History repeats itself. Anytime some kind of weird crime explodes, it always ends up backfiring for the victim.

— Shabab Kabir `26

“When the student later called for a return transport, they reported a small cut on their side and stated that they must have fallen on something,” read the email sent by the College. “Grinnell called my stab wound a ‘small cut,’ it felt very dismissive,” said Kabir in response to the College’s email.

“Ever since the [College’s] email went out, I noticed social media went crazy again, and this time it looked like it was antagonizing against me this time,” said Kabir. “I remember one Yik Yak saying ‘lmao admin told us the truth, student just scammed all of us.’”
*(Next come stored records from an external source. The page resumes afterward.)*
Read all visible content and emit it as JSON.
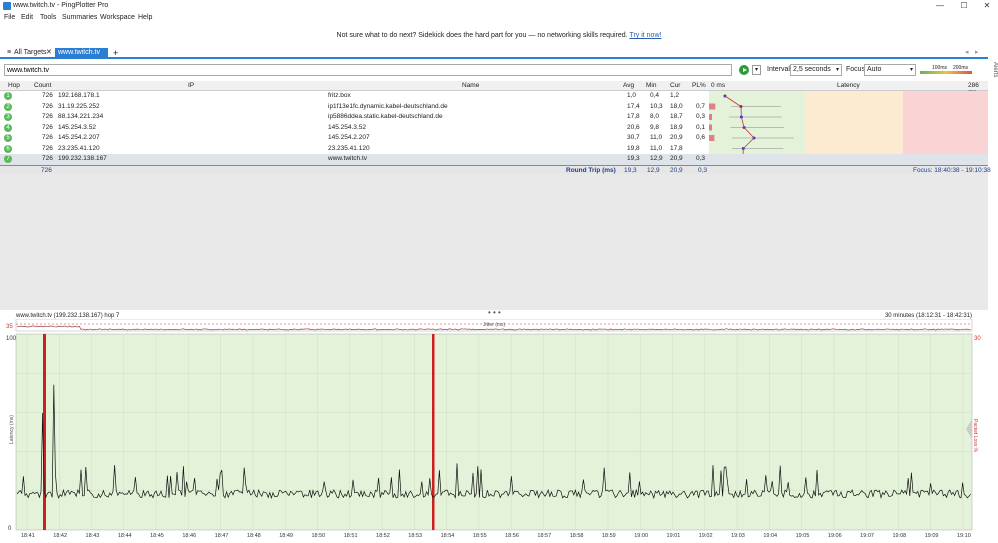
{
  "window": {
    "title": "www.twitch.tv - PingPlotter Pro",
    "controls": [
      "—",
      "☐",
      "✕"
    ]
  },
  "menu": [
    "File",
    "Edit",
    "Tools",
    "Summaries",
    "Workspace",
    "Help"
  ],
  "banner": {
    "text": "Not sure what to do next? Sidekick does the hard part for you — no networking skills required.",
    "link": "Try it now!"
  },
  "tabs": {
    "all_targets": "All Targets",
    "close": "✕",
    "active": "www.twitch.tv",
    "check": "✓",
    "add": "+"
  },
  "alerts": "Alerts",
  "toolbar": {
    "target": "www.twitch.tv",
    "interval_label": "Interval",
    "interval_value": "2,5 seconds",
    "focus_label": "Focus",
    "focus_value": "Auto",
    "scale_100": "100ms",
    "scale_200": "200ms"
  },
  "columns": {
    "hop": "Hop",
    "count": "Count",
    "ip": "IP",
    "name": "Name",
    "avg": "Avg",
    "min": "Min",
    "cur": "Cur",
    "pl": "PL%",
    "zero": "0 ms",
    "latency": "Latency",
    "max": "286 ms"
  },
  "hops": [
    {
      "hop": "1",
      "count": "726",
      "ip": "192.168.178.1",
      "name": "fritz.box",
      "avg": "1,0",
      "min": "0,4",
      "cur": "1,2",
      "pl": ""
    },
    {
      "hop": "2",
      "count": "726",
      "ip": "31.19.225.252",
      "name": "ip1f13e1fc.dynamic.kabel-deutschland.de",
      "avg": "17,4",
      "min": "10,3",
      "cur": "18,0",
      "pl": "0,7"
    },
    {
      "hop": "3",
      "count": "726",
      "ip": "88.134.221.234",
      "name": "ip5886ddea.static.kabel-deutschland.de",
      "avg": "17,8",
      "min": "8,0",
      "cur": "18,7",
      "pl": "0,3"
    },
    {
      "hop": "4",
      "count": "726",
      "ip": "145.254.3.52",
      "name": "145.254.3.52",
      "avg": "20,6",
      "min": "9,8",
      "cur": "18,9",
      "pl": "0,1"
    },
    {
      "hop": "5",
      "count": "726",
      "ip": "145.254.2.207",
      "name": "145.254.2.207",
      "avg": "30,7",
      "min": "11,0",
      "cur": "20,9",
      "pl": "0,6"
    },
    {
      "hop": "6",
      "count": "726",
      "ip": "23.235.41.120",
      "name": "23.235.41.120",
      "avg": "19,8",
      "min": "11,0",
      "cur": "17,8",
      "pl": ""
    },
    {
      "hop": "7",
      "count": "726",
      "ip": "199.232.138.167",
      "name": "www.twitch.tv",
      "avg": "19,3",
      "min": "12,9",
      "cur": "20,9",
      "pl": "0,3"
    }
  ],
  "round_trip": {
    "count": "726",
    "label": "Round Trip (ms)",
    "avg": "19,3",
    "min": "12,9",
    "cur": "20,9",
    "pl": "0,3",
    "focus": "Focus: 18:40:38 - 19:10:38"
  },
  "graph": {
    "title": "www.twitch.tv (199.232.138.167) hop 7",
    "range": "30 minutes (18:12:31 - 18:42:31)",
    "jitter_label": "Jitter (ms)",
    "jitter_max": "35",
    "y_max": "100",
    "y_mid": "50 ms",
    "y_zero": "0",
    "y_label": "Latency (ms)",
    "right_max": "30",
    "right_label": "Packet Loss %",
    "x_labels": [
      "18:41",
      "18:42",
      "18:43",
      "18:44",
      "18:45",
      "18:46",
      "18:47",
      "18:48",
      "18:49",
      "18:50",
      "18:51",
      "18:52",
      "18:53",
      "18:54",
      "18:55",
      "18:56",
      "18:57",
      "18:58",
      "18:59",
      "19:00",
      "19:01",
      "19:02",
      "19:03",
      "19:04",
      "19:05",
      "19:06",
      "19:07",
      "19:08",
      "19:09",
      "19:10"
    ]
  },
  "colors": {
    "accent": "#2a7fd4",
    "green": "#e3f2d9",
    "yellow": "#fcebd0",
    "red": "#fad4d4",
    "loss": "#cc1f1f",
    "hop": "#5cb85c"
  }
}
He added that his name mistakenly appeared on the GoFundMe as the beneficiary for a few minutes and that multiple students were then able to identify and reach out to him through email.

“I guess some students recognized who I was. I don’t know if it was the band-aid, I don’t know if it’s my ethnicity or whatever, but some people physically came up to me and said I just scammed them and they wanted their money back,” he said. “I sent their names to my friend [Martin] and asked him to return their money. I think it is now around $900 and will end up being around $500 after the money is returned,” he said, referring to the GoFundMe.

“Hearing everything that was happening on campus in response to that information, and that people were basically talking trash about it, it kinda got overwhelming,” said Prince.

Following the negative response, Prince and Biles decided to remove public access to the Google document. 

“This is exhausting. I just want it to be over,” said Kabir.